Self-learning systems are currently being trialed in many areas. One of the most exciting topics: The detection of cyberattacks. Research is at an advanced stage, practical trials are under way. Now the details are being worked out.

Machine learning uses algorithms in order to recognize patterns or relationships in existing data. These are underpinned by statistical methods, including classic inference statistics, Bayesian models or clustering. On this basis, systems referred to as “self-learning” or also “behavior-based” automatically draw conclusions, calculate probabilities for different scenarios and make predictions.

Such behavior-based systems are used to detect cyberattacks in the IT infrastructure of companies and public institutions.

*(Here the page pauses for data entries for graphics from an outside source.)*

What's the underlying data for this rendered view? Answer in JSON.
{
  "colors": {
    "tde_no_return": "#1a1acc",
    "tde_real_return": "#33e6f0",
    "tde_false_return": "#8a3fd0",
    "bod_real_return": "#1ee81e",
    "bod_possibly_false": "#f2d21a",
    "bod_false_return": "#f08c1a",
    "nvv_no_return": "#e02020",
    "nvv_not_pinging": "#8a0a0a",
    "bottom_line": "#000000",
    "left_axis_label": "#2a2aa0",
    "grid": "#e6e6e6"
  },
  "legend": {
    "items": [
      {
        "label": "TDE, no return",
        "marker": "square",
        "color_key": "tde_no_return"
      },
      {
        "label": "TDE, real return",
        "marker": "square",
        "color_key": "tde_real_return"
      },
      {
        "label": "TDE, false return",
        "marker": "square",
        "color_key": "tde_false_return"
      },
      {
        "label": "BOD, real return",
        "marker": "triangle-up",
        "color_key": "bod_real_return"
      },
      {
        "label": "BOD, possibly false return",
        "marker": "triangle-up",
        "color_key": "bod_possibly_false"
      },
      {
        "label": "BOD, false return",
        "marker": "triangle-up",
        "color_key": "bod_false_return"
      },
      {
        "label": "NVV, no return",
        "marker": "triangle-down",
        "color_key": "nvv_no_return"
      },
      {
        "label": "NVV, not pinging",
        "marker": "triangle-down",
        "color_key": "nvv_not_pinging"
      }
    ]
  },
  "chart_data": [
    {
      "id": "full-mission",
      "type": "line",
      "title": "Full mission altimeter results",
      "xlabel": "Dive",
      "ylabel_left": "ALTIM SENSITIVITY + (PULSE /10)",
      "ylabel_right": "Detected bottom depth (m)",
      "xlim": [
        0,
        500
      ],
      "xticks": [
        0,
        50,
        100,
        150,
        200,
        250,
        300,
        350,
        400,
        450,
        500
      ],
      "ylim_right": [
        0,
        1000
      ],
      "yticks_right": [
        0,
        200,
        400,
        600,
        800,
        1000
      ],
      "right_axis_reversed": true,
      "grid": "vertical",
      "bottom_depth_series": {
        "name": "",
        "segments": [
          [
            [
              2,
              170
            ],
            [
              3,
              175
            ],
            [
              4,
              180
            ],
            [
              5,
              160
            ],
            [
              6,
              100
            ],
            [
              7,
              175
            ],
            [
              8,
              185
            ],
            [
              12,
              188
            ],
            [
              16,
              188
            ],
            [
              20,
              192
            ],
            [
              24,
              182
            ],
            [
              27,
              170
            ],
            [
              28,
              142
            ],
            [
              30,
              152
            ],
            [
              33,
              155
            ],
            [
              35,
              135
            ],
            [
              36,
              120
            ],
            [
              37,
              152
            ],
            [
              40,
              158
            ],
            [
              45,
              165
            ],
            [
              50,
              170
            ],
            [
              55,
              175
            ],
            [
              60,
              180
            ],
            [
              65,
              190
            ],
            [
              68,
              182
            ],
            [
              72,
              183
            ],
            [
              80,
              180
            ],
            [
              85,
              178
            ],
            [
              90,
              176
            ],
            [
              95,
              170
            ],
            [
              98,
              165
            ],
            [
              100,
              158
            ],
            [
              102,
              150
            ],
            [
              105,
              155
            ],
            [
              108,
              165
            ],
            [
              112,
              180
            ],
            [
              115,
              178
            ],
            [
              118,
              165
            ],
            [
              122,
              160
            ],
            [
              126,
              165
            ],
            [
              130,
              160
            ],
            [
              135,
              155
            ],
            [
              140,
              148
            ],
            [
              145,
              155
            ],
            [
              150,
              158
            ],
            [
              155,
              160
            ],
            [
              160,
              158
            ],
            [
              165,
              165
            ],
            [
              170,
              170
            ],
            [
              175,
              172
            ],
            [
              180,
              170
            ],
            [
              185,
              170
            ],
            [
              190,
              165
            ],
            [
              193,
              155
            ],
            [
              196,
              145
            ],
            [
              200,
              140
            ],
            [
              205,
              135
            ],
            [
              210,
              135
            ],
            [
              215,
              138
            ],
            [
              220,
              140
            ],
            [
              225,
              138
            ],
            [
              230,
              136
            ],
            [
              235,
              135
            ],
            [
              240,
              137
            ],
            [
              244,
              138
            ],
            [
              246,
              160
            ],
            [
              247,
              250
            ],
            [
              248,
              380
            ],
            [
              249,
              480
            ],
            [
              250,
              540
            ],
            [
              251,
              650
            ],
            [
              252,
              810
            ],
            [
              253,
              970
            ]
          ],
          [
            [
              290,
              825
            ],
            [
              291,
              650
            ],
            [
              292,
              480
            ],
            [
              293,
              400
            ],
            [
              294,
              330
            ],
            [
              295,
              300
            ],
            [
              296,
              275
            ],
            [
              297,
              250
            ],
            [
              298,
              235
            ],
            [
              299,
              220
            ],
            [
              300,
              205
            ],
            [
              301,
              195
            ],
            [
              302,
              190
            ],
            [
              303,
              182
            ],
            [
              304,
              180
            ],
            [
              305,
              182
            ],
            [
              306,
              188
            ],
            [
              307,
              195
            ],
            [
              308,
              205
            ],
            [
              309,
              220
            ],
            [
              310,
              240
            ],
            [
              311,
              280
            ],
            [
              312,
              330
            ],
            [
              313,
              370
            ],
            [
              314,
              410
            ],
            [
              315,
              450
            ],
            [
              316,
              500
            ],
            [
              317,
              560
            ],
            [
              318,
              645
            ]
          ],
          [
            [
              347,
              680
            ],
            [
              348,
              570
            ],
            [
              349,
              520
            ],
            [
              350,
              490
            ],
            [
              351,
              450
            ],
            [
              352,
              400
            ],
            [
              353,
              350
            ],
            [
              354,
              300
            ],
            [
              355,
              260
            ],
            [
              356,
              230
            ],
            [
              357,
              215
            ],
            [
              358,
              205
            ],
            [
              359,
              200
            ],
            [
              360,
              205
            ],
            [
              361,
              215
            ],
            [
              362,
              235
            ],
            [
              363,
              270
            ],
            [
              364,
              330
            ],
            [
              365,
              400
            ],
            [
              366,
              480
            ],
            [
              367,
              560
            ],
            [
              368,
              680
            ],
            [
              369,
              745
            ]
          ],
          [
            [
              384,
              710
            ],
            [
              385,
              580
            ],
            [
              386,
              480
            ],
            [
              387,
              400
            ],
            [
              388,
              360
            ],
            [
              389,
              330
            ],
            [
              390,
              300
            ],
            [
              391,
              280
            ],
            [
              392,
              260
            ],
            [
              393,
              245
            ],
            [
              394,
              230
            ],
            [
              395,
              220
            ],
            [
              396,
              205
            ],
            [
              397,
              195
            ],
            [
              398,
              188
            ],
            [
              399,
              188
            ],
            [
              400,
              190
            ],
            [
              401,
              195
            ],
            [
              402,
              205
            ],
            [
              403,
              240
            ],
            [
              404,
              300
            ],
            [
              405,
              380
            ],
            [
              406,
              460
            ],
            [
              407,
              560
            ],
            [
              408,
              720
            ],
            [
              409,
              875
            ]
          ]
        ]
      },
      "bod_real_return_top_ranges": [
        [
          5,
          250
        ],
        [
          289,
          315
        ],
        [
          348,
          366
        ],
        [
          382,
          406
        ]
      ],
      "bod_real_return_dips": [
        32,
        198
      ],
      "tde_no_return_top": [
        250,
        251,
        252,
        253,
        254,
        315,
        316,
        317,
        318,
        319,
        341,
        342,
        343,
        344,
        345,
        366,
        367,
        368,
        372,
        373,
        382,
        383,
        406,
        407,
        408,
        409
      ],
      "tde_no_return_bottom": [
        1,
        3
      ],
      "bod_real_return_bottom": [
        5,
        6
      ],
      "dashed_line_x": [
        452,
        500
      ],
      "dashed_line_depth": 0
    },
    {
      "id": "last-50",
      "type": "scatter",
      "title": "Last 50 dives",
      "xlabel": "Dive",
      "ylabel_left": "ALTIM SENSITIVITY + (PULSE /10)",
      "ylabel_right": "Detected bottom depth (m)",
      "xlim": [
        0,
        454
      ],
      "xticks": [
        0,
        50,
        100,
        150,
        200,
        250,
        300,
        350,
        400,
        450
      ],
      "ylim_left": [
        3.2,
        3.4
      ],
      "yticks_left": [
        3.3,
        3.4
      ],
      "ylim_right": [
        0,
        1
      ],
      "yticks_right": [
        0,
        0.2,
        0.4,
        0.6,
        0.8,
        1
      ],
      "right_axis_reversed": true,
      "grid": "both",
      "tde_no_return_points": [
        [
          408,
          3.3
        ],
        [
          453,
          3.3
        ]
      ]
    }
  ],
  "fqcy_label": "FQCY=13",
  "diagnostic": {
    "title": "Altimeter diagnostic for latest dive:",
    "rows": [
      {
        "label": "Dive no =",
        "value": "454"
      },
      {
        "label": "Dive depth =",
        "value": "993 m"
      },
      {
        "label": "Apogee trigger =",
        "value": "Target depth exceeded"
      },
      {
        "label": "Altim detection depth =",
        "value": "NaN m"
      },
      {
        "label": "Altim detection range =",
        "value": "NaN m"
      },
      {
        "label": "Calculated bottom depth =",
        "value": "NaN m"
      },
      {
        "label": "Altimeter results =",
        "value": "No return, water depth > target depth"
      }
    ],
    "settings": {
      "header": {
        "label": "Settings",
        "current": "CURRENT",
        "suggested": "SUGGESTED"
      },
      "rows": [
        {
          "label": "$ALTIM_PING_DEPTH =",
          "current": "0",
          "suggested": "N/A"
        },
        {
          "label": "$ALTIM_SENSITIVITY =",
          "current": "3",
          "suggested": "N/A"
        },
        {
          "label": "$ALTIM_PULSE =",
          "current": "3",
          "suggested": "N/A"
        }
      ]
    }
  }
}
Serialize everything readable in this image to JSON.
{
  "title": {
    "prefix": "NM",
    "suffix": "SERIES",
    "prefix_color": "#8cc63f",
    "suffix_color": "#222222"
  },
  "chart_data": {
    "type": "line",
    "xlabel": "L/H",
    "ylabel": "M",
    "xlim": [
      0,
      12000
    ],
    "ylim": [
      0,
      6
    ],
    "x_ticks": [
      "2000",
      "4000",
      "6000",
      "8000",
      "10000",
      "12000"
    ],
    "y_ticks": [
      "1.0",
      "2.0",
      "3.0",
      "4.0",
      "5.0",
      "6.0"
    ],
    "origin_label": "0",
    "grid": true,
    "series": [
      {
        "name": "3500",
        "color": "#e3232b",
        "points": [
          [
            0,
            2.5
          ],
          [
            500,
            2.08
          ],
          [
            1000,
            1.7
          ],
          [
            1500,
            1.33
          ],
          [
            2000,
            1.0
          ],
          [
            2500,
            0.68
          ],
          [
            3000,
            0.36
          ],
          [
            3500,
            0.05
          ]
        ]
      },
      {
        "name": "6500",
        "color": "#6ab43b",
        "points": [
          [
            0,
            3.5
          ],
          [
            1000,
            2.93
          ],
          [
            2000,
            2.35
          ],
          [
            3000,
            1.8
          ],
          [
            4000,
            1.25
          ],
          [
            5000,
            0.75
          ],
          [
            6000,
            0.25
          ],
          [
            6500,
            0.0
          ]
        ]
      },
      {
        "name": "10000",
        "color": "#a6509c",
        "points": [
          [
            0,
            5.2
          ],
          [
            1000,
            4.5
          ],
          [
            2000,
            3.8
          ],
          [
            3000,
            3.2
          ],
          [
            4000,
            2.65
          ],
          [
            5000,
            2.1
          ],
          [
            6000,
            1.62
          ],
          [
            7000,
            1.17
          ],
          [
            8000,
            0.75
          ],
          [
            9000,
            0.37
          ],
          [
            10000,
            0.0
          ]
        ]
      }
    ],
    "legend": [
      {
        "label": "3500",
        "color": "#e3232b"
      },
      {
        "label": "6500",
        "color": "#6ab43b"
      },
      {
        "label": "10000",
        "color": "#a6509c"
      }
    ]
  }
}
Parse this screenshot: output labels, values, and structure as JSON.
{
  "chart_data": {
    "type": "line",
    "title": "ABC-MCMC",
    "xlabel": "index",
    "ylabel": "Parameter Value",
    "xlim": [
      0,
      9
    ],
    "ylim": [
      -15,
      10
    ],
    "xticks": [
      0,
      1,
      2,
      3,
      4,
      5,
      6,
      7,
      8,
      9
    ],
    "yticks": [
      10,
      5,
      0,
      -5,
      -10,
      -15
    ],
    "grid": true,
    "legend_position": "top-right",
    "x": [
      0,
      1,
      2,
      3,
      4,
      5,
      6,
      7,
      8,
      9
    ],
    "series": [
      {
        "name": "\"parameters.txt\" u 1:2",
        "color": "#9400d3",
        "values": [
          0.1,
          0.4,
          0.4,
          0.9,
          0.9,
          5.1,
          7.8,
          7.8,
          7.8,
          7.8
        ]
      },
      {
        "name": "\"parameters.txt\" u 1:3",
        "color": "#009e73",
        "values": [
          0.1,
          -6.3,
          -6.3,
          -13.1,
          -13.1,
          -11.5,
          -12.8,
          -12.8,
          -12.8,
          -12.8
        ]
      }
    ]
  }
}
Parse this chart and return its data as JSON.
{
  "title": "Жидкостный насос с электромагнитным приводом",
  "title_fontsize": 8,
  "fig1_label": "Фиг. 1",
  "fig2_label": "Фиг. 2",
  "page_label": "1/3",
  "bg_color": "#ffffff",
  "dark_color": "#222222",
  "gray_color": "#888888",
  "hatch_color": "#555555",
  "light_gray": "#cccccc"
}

While conventional rule- or signature-based technologies only recognize malware, for instance, if they had access to exact information about their properties in advance. In the event of even minimal deviations from these stipulations, the tools are outwitted and ineffective. Attackers focus specifically on this. They find and exploit new weaknesses in the infrastructure of a company or make use of previously unknown malware. This is why you need specialists today to detect modern attacks. Only machine learning can successively replace a human’s ability to analyze facts and draw conclusions.

An example

Data are stolen from a company’s network. In the technical jargon, this process is referred to as “data exfiltration”. A signature-based system may identify a specific URL pattern for uploads to a potentially dangerous website or it identifies already known malware. Seasoned attackers are, however, able to get around this easily. On the other hand, behavior-based systems recognize that a file upload is currently under way. They are also able to report if this happens from a computer that rarely uploads data or if the destination is unusual. It will be very difficult for an attacker to conceal the main objective of its attack, the uploading of files.

The status quo of research and application

Although machine learning was first mentioned in research as early as in 1999, slow computing times and the high-performance processors required here meant that this was barely an issue for many years. But now that the technical conditions are in place, the topic is one of the most promising approaches to automate workflows that IT security experts currently carry out “manually”.

Success in the application depends heavily on the quality of the data basis. This is not a problem for the area of cyber security in particular, but a general statistical problem. While highly significant events are easy to detect by an automated system, the art lies in automatically distinguishing between low-significance events that are “important from a cyber security point of view” or “not important”. No model has yet come out on top here in practice. As a result, the focus of research is on further developing behavior-based systems. If you add the findings obtained from other data sources such as signature-based systems to the information provided by these systems, you get high-quality data on conspicuities in a company’s network. They make it possible to automatically assess the relevance of an event in the company’s network as an actual security incident.

--

--